By making use of the seismic and wireline data in Petrel, potential reservoir units were identified. The best reservoirs were identified in the Top Tarbert –Tarbert 2 Units in Well C2, C4, and B8, all having high porosity, high permeability, low gamma ray response, and a good Net-Gross with thin interbedded mudstones present. All of these good reservoirs are relatively thin (12.41m – 19.1m). The good reservoir in B8 does not have a seal present, which could prevent potential hydrocarbon trapping.

Taking the thickness of a reservoir into consideration, the Top Ness- Ness 1 Unit in Well C1 could potentially be a good reservoir. This unit is intermediate in quality (see Table 2) but rather large in thickness (44.76m). This could suggest a large accommodation space for hydrocarbons. This reservoir could be taken into consideration as good potential reservoir despite its lower quality in comparison to the better, but thinner Tarbert reservoirs in Well C2, C4, and B8. By making use of RMS amplitudes (fig.4.2), bright reflectors can be observed under the Top Ness- Ness 1 horizon, indicating the possible presence of hydrocarbons in the unit. This bright reflector continues across the field, suggesting that hydrocarbons could be present in all of the Ness- Ness 1 units.

6.) References

Badley, M. E., Price, J. D., Dahl, C. R. & Agdestein, T. 1988. The structural evolution of the northern Viking Graben and its bearing upon extensional modes of basin formation. Journal of Geological Society, London, 145, 455 472. Fossen, H., Hesthammer, J. (1998) ‘Structural geology of the Gullfaks Field, northern North Sea’, in Coward, M.P., Daltaban, T.S. and Johnson, H. (eds.), Structural Geology in Reservoir Characterization. Geological Society, London, Special Publications, 127, pp. 231-261.

Mcclay, K. R., Norton, M. G., Coney, P. & Davis, G. H. 1986. Collapse of the Caledonian orogen and the Old Red Sandstone. Nature, 323, 147-149.

Roberts, A. M., Kusznir, N. J., Walker, I, M. & Dorn-Lopez, D. 1995. Quantitative analysis of Triassic extension in the northern Viking Graben. Journal of the Geological Society, London, 152, 15-26.

TABLE 4 - WELL B8

Reservoir Interval Notes

Top Tarbert - Tarbert 2 Very good reservoir quality. Permeability: 300mD, Gamma: 65gAPI, Porosity: 30%. Net-Gross: Has thin interbedded mudstones. Thickness: 12.41m (thin in comparison to other reservoirs in C1 and C4)

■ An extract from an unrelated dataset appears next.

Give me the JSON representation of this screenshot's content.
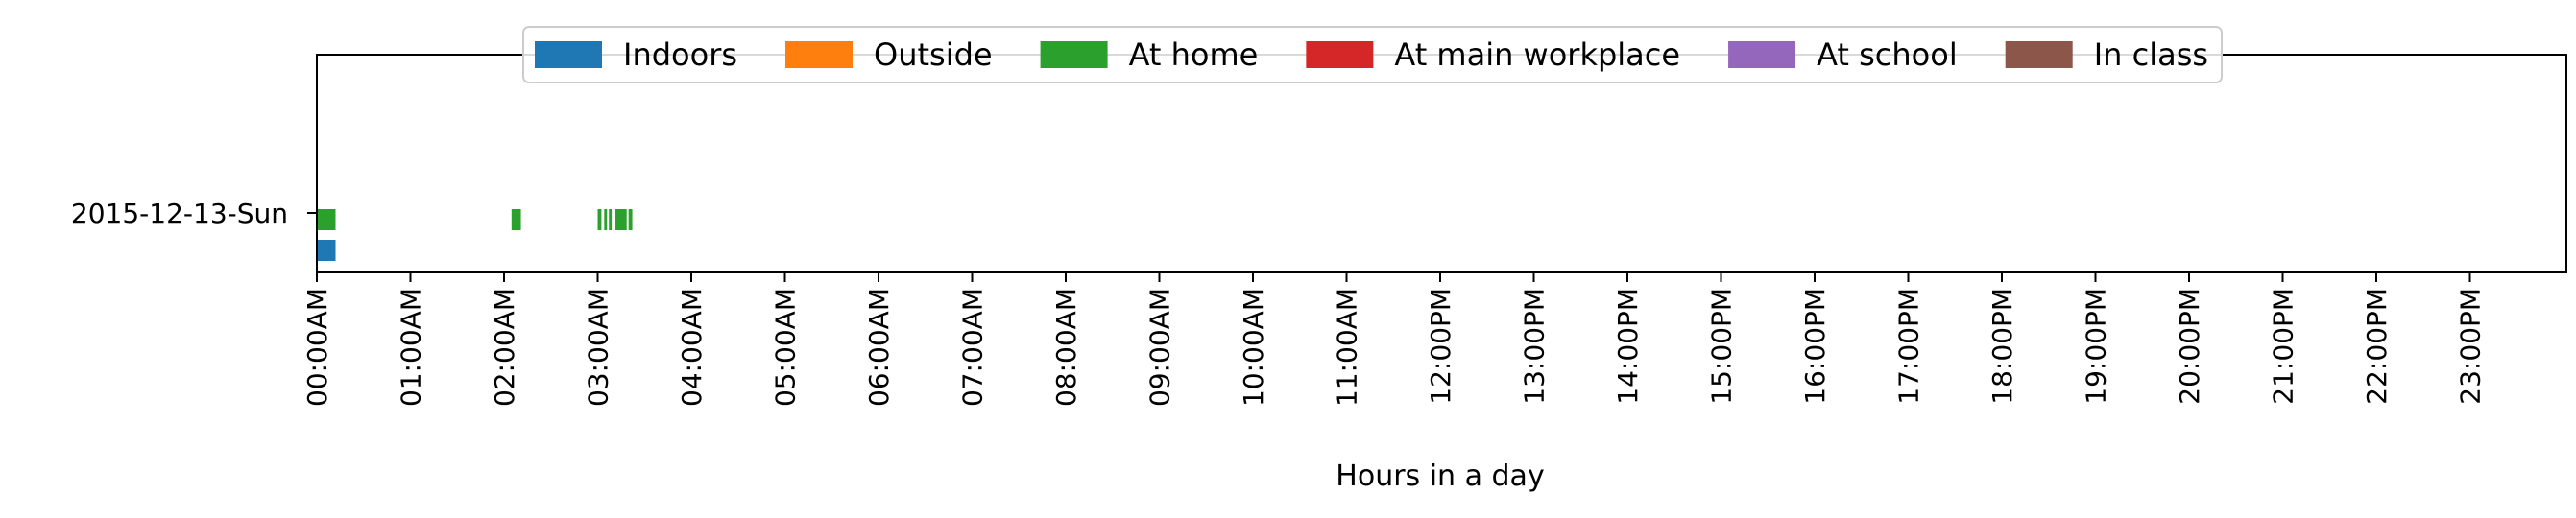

Tarbert 2 – Tarbert 1 Intermediate reservoir quality. Good Permeability: 130mD, relatively high gamma: 75gAPI, Relatively high Porosity: 25% Net-Gross fluctuates, a lot of thin interbedded muds.

Top Etive - Very thin reservoir of good quality found at the top of Top Etive, Thickness: 10.86m. The reservoir decreases in quality (intermediate) moving deeper down the Etive unit. Low porosity and thick interbedded muds (poor Net-Gross).